Nel capitolo XI delle Avventure di Pinocchio di Carlo Collodi (1826-1890), il burattinaio Mangiafoco sta per bruciare Pinocchio per cuocere il suo montone allo spiedo, quando questi si mette a urlare e strepitare: «Non voglio morire, non voglio morire!». A queste parole, Mangiafoco si commuove e lascia andare un «sonorissimo starnuto». Al che un altro burattino, Arlecchino, bisbiglia a Pinocchio: «Buone nuove, fratello! Il burattinaio ha starnutito, e questo è segno che s’è mosso a compassione per te, e oramai sei salvo».

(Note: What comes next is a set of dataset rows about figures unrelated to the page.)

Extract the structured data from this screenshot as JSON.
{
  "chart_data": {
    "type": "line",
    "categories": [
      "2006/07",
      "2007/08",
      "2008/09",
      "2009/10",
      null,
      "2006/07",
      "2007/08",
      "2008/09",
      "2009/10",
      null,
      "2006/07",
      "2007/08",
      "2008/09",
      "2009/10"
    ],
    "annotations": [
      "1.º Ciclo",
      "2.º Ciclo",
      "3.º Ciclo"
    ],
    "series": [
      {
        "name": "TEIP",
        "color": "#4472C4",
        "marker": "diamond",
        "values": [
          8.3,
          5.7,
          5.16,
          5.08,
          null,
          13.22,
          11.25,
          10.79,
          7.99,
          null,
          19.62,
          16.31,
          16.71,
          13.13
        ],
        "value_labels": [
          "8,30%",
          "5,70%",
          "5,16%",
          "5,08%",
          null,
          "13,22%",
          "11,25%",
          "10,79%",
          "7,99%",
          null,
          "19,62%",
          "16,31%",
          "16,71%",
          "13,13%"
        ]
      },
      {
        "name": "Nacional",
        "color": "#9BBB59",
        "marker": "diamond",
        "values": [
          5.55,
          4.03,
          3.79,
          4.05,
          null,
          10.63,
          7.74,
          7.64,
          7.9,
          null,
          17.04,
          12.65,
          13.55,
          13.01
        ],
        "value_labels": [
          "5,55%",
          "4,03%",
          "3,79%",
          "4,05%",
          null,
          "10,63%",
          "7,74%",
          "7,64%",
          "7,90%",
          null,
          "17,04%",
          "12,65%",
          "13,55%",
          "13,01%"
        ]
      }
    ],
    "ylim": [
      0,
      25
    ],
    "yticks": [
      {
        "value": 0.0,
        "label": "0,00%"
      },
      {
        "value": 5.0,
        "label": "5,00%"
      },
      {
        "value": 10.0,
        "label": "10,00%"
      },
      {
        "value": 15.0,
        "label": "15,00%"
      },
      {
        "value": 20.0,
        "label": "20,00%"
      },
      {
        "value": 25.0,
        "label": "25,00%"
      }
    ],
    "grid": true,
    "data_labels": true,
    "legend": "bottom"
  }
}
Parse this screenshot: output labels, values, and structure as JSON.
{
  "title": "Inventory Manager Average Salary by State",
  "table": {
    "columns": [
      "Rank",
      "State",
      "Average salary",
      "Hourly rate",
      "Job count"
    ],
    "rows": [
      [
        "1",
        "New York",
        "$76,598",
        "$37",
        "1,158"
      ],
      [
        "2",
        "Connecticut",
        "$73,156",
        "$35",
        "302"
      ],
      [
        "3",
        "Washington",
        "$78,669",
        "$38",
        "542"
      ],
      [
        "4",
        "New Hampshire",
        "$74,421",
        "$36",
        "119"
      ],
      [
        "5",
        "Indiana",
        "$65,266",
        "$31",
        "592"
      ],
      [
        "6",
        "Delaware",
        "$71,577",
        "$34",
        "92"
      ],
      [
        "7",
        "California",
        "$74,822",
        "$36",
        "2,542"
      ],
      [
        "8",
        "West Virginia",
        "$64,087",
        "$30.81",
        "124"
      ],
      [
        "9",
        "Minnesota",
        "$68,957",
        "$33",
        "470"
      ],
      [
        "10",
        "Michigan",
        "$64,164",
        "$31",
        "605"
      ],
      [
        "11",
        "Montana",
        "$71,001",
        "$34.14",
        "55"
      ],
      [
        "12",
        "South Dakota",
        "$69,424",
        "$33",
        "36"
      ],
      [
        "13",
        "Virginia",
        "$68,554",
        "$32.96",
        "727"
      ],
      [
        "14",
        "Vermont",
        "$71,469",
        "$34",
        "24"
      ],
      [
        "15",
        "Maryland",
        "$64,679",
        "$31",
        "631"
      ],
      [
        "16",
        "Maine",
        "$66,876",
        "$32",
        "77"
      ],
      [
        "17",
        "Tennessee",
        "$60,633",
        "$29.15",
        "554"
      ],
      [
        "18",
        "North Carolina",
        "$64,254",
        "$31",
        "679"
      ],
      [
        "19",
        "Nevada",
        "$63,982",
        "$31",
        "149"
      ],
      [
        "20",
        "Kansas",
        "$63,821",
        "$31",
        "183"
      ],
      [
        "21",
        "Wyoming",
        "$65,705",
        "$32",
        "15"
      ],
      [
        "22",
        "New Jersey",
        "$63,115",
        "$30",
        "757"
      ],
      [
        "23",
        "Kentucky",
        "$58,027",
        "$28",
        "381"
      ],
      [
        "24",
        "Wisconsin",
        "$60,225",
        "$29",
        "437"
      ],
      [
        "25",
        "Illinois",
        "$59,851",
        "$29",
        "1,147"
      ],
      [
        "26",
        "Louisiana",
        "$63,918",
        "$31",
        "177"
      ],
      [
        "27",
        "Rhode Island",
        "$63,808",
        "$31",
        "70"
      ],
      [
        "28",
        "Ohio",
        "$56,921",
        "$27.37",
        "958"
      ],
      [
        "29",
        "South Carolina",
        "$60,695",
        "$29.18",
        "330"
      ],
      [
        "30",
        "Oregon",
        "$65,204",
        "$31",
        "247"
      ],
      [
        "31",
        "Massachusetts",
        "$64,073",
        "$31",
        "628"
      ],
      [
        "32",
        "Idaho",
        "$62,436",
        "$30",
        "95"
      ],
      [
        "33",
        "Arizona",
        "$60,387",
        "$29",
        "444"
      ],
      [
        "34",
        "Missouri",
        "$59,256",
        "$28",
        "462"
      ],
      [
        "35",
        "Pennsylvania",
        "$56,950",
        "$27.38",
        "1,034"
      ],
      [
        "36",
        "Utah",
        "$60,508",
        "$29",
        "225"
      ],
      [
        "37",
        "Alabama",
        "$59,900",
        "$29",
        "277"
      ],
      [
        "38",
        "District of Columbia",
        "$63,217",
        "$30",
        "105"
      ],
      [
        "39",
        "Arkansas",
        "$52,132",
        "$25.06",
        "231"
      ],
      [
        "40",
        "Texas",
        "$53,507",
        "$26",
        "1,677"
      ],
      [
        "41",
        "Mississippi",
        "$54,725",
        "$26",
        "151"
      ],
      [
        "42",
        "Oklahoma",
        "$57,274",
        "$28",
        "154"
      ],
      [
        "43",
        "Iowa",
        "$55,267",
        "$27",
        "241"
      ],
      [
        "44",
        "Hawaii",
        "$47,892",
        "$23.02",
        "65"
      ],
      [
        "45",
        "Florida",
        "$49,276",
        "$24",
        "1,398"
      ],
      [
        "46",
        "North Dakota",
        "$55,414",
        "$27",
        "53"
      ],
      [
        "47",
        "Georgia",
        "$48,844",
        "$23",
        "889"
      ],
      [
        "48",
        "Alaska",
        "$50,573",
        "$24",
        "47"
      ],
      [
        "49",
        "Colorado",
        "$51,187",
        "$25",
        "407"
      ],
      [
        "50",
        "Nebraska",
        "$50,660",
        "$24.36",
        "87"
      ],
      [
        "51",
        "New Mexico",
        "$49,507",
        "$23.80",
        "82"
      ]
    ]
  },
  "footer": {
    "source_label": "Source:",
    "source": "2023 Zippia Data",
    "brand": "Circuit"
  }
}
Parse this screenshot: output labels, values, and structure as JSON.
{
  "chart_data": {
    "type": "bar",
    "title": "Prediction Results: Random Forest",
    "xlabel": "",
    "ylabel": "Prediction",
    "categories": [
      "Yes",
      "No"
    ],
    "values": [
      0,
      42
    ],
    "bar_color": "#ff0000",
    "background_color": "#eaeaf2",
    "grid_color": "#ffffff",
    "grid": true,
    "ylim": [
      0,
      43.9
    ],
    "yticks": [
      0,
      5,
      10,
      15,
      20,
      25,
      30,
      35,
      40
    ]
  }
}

Il mondo di Pinocchio è un mondo colmo di segni “trasparenti” che basta saper cogliere per attribuire un significato univoco al comportamento dei suoi protagonisti. Sappiamo che Pinocchio mente perché gli si allunga il naso; che Mangiafoco si commuove perché starnutisce; che il Gatto ripete sempre le ultime parole pronunciate dalla Volpe; che la fata ha i capelli turchini. Certo, Le avventure di Pinocchio sono un racconto per bambini e, come ogni storia per l’infanzia, i suoi attori devono essere facilmente riconoscibili e caratterizzabili. Ricordiamo, però, che l’opera fu pubblicata in volume da Collodi nel 1883, cioè in piena epoca lombrosiana. E la criminologia di Cesare Lombroso (1835-1909) – ricordiamo che la sua opera più importante L’uomo delinquente è del 1876 – è una criminologia basata sui segni, in particolare su quelli che rivelano il carattere innato delle tendenze criminali degli individui (conformazioni del cranio, fossette occipitali, cicatrici, nei, tatuaggi, mancinismo ecc.). Sfruttando una facile suggestione ricavata dalla giustapposizione dei due testi, mi viene quasi da avanzare l’idea che la criminologia lombrosiana sia una criminologia “per fanciulli” perché, come le storie per bambini, contempla un mondo in cui i criminali sono facilmente riconoscibili e caratterizzabili (così come, per converso, le persone perbene) e in cui è facile distinguere il bene dal male in virtù di pochi segni rivelatori.
La realtà, tuttavia, è molto diversa e ci propone spesso individui capaci di mentire senza palesare alcuna alterazione fisica e senza sforzo, o di commuoversi senza starnutire né piangere. Fatto sta che, come ai funerali quando ci imbattiamo in persone afflitte che non lo dimostrano, sentiamo che le persone debbano sempre palesare le loro emozioni e ci sentiamo defraudati quando questo non accade. E allora giù critiche sulla ipocrisia degli “afflitti che non lo dimostrano” o sui bugiardi matricolati che non arrossiscono nemmeno un po’ per le loro menzogne. Salvo che, come detto, la realtà è sempre più complessa di quanto ci rivelino la fiction (non solo per bambini) e la criminologia. E, ad esempio, una persona può soffrire tanto in silenzio senza darlo a vedere. Con buona pace di Collodi e Lombroso.